Un fauteuil club, ce n’est jamais tout à fait un simple siège. C’est une pièce qui pose l’ambiance d’un salon, ce cuir patiné vers lequel on file en rentrant le soir. Sauf qu’avec les années, l’assise s’affaisse, le cuir se craquèle, les sangles lâchent. Face à ça, deux routes : racheter du neuf, ou remettre le vôtre sur pied. On vous accompagne sur la seconde, celle qui préserve l’âme du meuble. La restauration se joue en plusieurs étapes, dans un ordre précis, et chacune conditionne la suivante.

Étapes de restauration d’un fauteuil club ancien avec son cuir d ..
Le dégarnissage et le sanglage
Ce sont les deux gestes d’ouverture, ceux qui donnent le ton du chantier. On commence toujours par déshabiller le fauteuil avant de penser à quoi que ce soit d’autre.
Le dégarnissage consiste à tout retirer : rembourrage, peaux, anciennes sangles. C’est un moment un peu ingrat, mais c’est là que le fauteuil vous dit la vérité. Une fois l’armature à nu, vous voyez enfin l’ampleur du travail : bois attaqué par les vrillettes, assemblages qui bougent, tenons à recoller. Un tapissier chevronné vous le dira, on répare rarement ce qu’on n’a pas d’abord mis à nu.

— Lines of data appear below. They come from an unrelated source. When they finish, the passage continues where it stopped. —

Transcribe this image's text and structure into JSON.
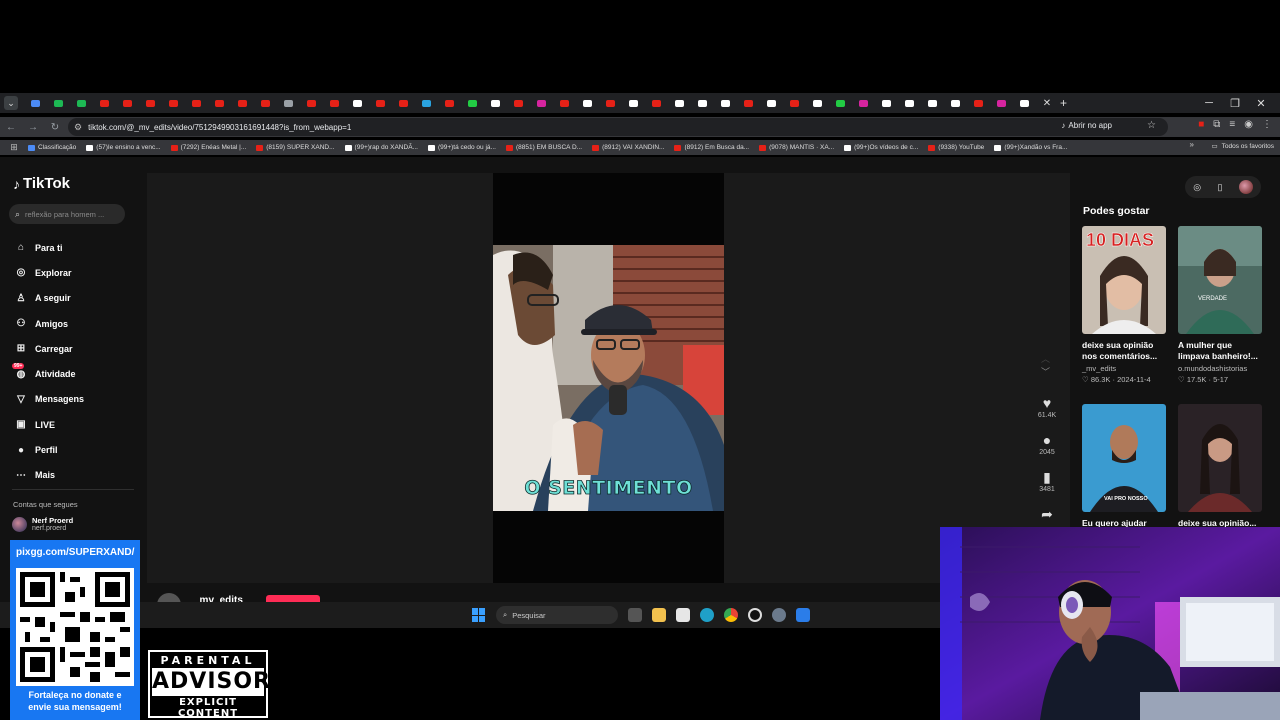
{
  "browser": {
    "tab_favicon_colors": [
      "#4c8bf5",
      "#1db954",
      "#1db954",
      "#e62117",
      "#e62117",
      "#e62117",
      "#e62117",
      "#e62117",
      "#e62117",
      "#e62117",
      "#e62117",
      "#9aa0a6",
      "#e62117",
      "#e62117",
      "#ffffff",
      "#e62117",
      "#e62117",
      "#2aa3e0",
      "#e62117",
      "#22cc44",
      "#ffffff",
      "#e62117",
      "#d6249f",
      "#e62117",
      "#ffffff",
      "#e62117",
      "#ffffff",
      "#e62117",
      "#ffffff",
      "#ffffff",
      "#ffffff",
      "#e62117",
      "#ffffff",
      "#e62117",
      "#ffffff",
      "#22cc44",
      "#d6249f",
      "#ffffff",
      "#ffffff",
      "#ffffff",
      "#ffffff",
      "#e62117",
      "#d6249f",
      "#ffffff"
    ],
    "url": "tiktok.com/@_mv_edits/video/7512949903161691448?is_from_webapp=1",
    "open_app_label": "Abrir no app",
    "bookmarks": [
      {
        "label": "Classificação",
        "color": "#4c8bf5"
      },
      {
        "label": "(57)Ie ensino a venc...",
        "color": "#ffffff"
      },
      {
        "label": "(7292) Enéas Metal |...",
        "color": "#e62117"
      },
      {
        "label": "(8159) SUPER XAND...",
        "color": "#e62117"
      },
      {
        "label": "(99+)rap do XANDÃ...",
        "color": "#ffffff"
      },
      {
        "label": "(99+)tá cedo ou já...",
        "color": "#ffffff"
      },
      {
        "label": "(8851) EM BUSCA D...",
        "color": "#e62117"
      },
      {
        "label": "(8912) VAI XANDIN...",
        "color": "#e62117"
      },
      {
        "label": "(8912) Em Busca da...",
        "color": "#e62117"
      },
      {
        "label": "(9078) MANTIS · XA...",
        "color": "#e62117"
      },
      {
        "label": "(99+)Os vídeos de c...",
        "color": "#ffffff"
      },
      {
        "label": "(9338) YouTube",
        "color": "#e62117"
      },
      {
        "label": "(99+)Xandão vs Fra...",
        "color": "#ffffff"
      }
    ],
    "all_favorites_label": "Todos os favoritos"
  },
  "tiktok": {
    "logo_text": "TikTok",
    "search_placeholder": "reflexão para homem ...",
    "nav": [
      {
        "icon": "home-icon",
        "label": "Para ti"
      },
      {
        "icon": "explore-icon",
        "label": "Explorar"
      },
      {
        "icon": "following-icon",
        "label": "A seguir"
      },
      {
        "icon": "friends-icon",
        "label": "Amigos"
      },
      {
        "icon": "upload-icon",
        "label": "Carregar"
      },
      {
        "icon": "activity-icon",
        "label": "Atividade",
        "badge": "99+"
      },
      {
        "icon": "messages-icon",
        "label": "Mensagens"
      },
      {
        "icon": "live-icon",
        "label": "LIVE"
      },
      {
        "icon": "profile-icon",
        "label": "Perfil"
      },
      {
        "icon": "more-icon",
        "label": "Mais"
      }
    ],
    "following_title": "Contas que segues",
    "following_account": {
      "name": "Nerf Proerd",
      "handle": "nerf.proerd"
    },
    "video_caption": "O SENTIMENTO",
    "author": "_mv_edits",
    "likes": "61.4K",
    "comments": "2045",
    "saves": "3481",
    "recommend_title": "Podes gostar",
    "recommendations": [
      {
        "text": "deixe sua opinião nos comentários...",
        "user": "_mv_edits",
        "likes": "86.3K",
        "date": "2024-11-4",
        "thumb_text": "10 DIAS"
      },
      {
        "text": "A mulher que limpava banheiro!...",
        "user": "o.mundodashistorias",
        "likes": "17.5K",
        "date": "5-17",
        "thumb_text": "VERDADE"
      },
      {
        "text": "Eu quero ajudar você...",
        "user": "",
        "likes": "",
        "date": "",
        "thumb_text": "VAI PRO NOSSO"
      },
      {
        "text": "deixe sua opinião...",
        "user": "",
        "likes": "",
        "date": "",
        "thumb_text": ""
      }
    ]
  },
  "taskbar": {
    "search_label": "Pesquisar"
  },
  "overlay": {
    "pix_url": "pixgg.com/SUPERXAND/",
    "pix_message_1": "Fortaleça no donate e",
    "pix_message_2": "envie sua mensagem!",
    "advisory_top": "PARENTAL",
    "advisory_mid": "ADVISORY",
    "advisory_bot": "EXPLICIT CONTENT"
  }
}
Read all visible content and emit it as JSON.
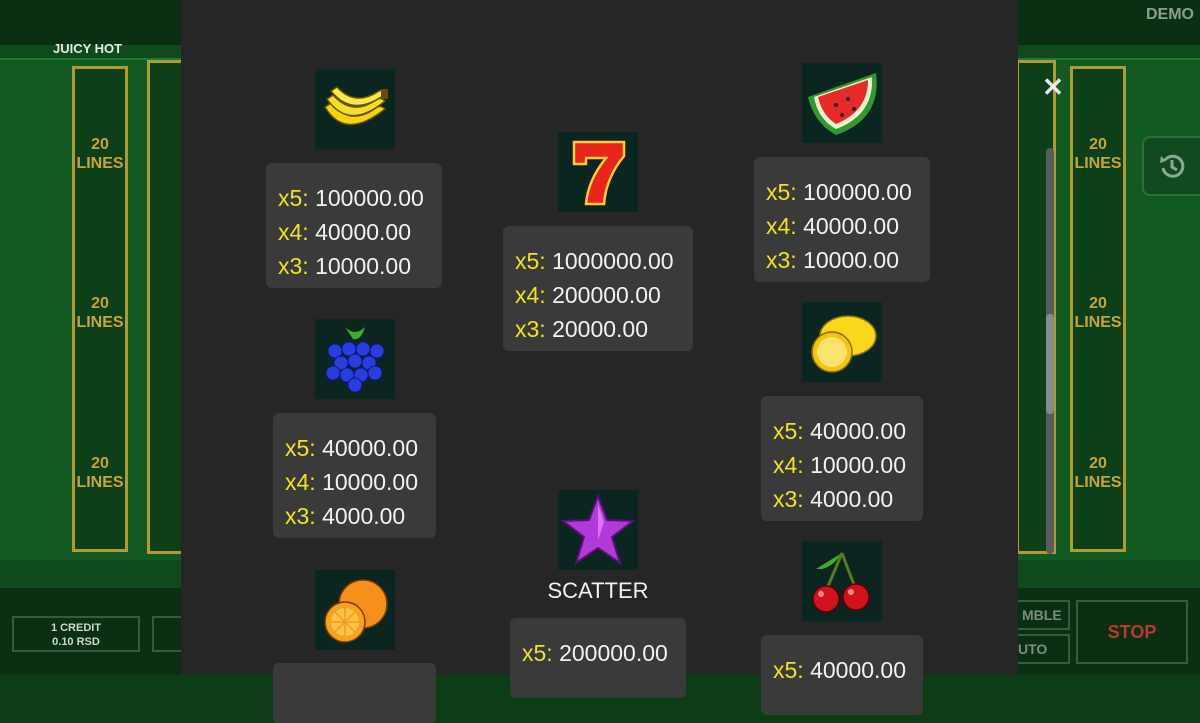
{
  "game": {
    "title": "JUICY HOT",
    "mode": "DEMO"
  },
  "reels": {
    "lines_number": "20",
    "lines_word": "LINES"
  },
  "footer": {
    "credit_line1": "1 CREDIT",
    "credit_line2": "0.10 RSD",
    "gamble_label": "MBLE",
    "auto_label": "UTO",
    "stop_label": "STOP"
  },
  "paytable": {
    "close_icon": "close-icon",
    "symbols": [
      {
        "id": "banana",
        "icon": "banana-icon",
        "payouts": [
          {
            "mult": "x5:",
            "value": "100000.00"
          },
          {
            "mult": "x4:",
            "value": "40000.00"
          },
          {
            "mult": "x3:",
            "value": "10000.00"
          }
        ]
      },
      {
        "id": "seven",
        "icon": "seven-icon",
        "payouts": [
          {
            "mult": "x5:",
            "value": "1000000.00"
          },
          {
            "mult": "x4:",
            "value": "200000.00"
          },
          {
            "mult": "x3:",
            "value": "20000.00"
          }
        ]
      },
      {
        "id": "watermelon",
        "icon": "watermelon-icon",
        "payouts": [
          {
            "mult": "x5:",
            "value": "100000.00"
          },
          {
            "mult": "x4:",
            "value": "40000.00"
          },
          {
            "mult": "x3:",
            "value": "10000.00"
          }
        ]
      },
      {
        "id": "grapes",
        "icon": "grapes-icon",
        "payouts": [
          {
            "mult": "x5:",
            "value": "40000.00"
          },
          {
            "mult": "x4:",
            "value": "10000.00"
          },
          {
            "mult": "x3:",
            "value": "4000.00"
          }
        ]
      },
      {
        "id": "lemon",
        "icon": "lemon-icon",
        "payouts": [
          {
            "mult": "x5:",
            "value": "40000.00"
          },
          {
            "mult": "x4:",
            "value": "10000.00"
          },
          {
            "mult": "x3:",
            "value": "4000.00"
          }
        ]
      },
      {
        "id": "star",
        "icon": "star-icon",
        "label": "SCATTER",
        "payouts": [
          {
            "mult": "x5:",
            "value": "200000.00"
          }
        ]
      },
      {
        "id": "orange",
        "icon": "orange-icon",
        "payouts": []
      },
      {
        "id": "cherry",
        "icon": "cherry-icon",
        "payouts": [
          {
            "mult": "x5:",
            "value": "40000.00"
          }
        ]
      }
    ]
  },
  "colors": {
    "multiplier": "#f0e41a",
    "panel": "#262626",
    "payout_box": "#3a3a3a",
    "stop": "#b83a32"
  }
}
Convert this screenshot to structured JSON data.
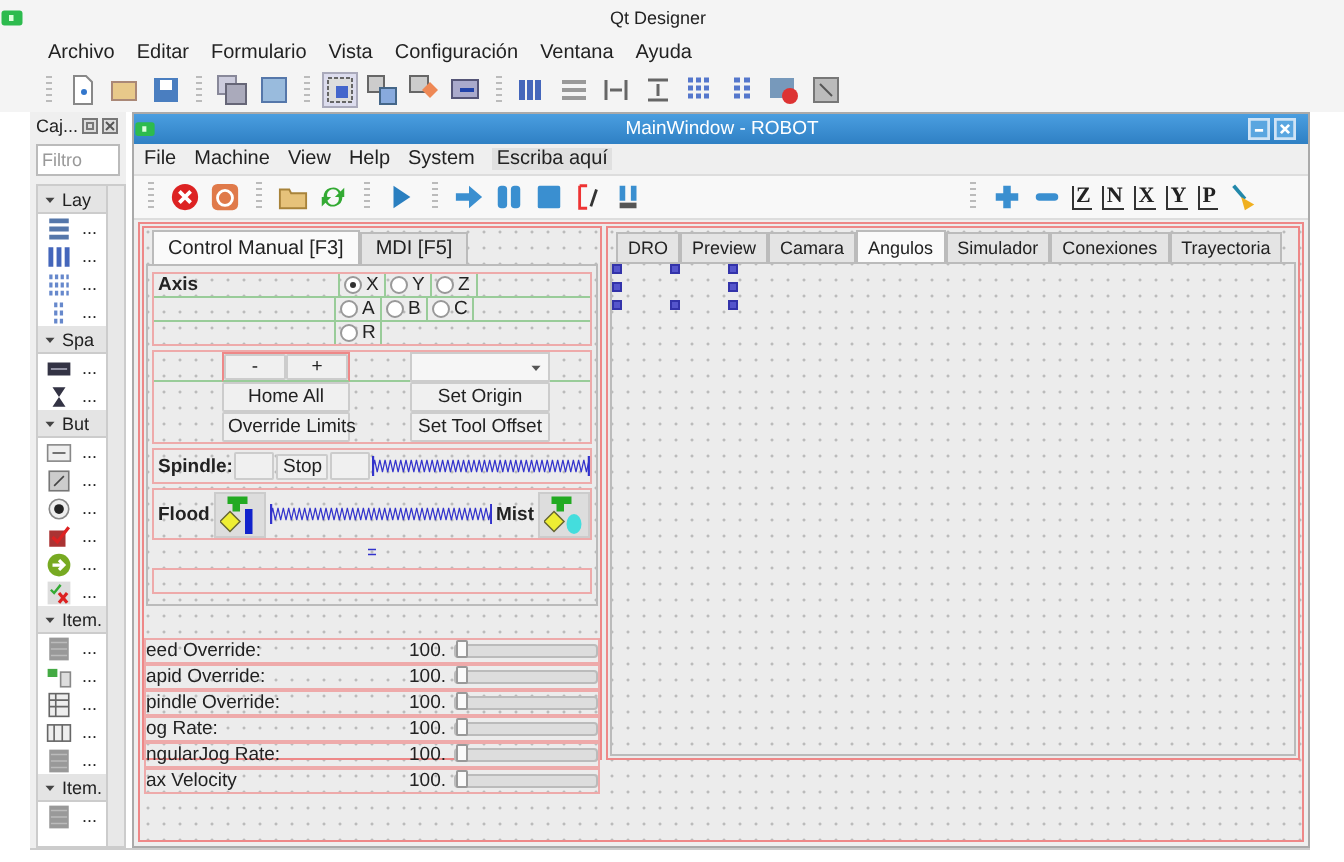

Vient ensuite le sanglage. Les sangles, c’est le plancher de votre fauteuil : c’est sur elles que repose tout votre poids, séance après séance. Leur tension fait ou défait le confort. On les croise en jute serré (comptez une trentaine de kilos de tension par bande pour un maintien durable), on les cloue proprement, et on n’oublie pas le dossier, qui demande son propre sanglage.
Le guindage et le garnissage
Les ressorts assurent la suspension, cette souplesse profonde qui distingue un vrai club d’un fauteuil quelconque. Les remettre en place et les fixer, c’est le guindage. On y va posément : un ressort mal maintenu se couche, grince, finit par percer la garniture. Une fois les ressorts arrimés et guindés à la ficelle, on les coiffe d’une toile forte qui bloque l’ensemble.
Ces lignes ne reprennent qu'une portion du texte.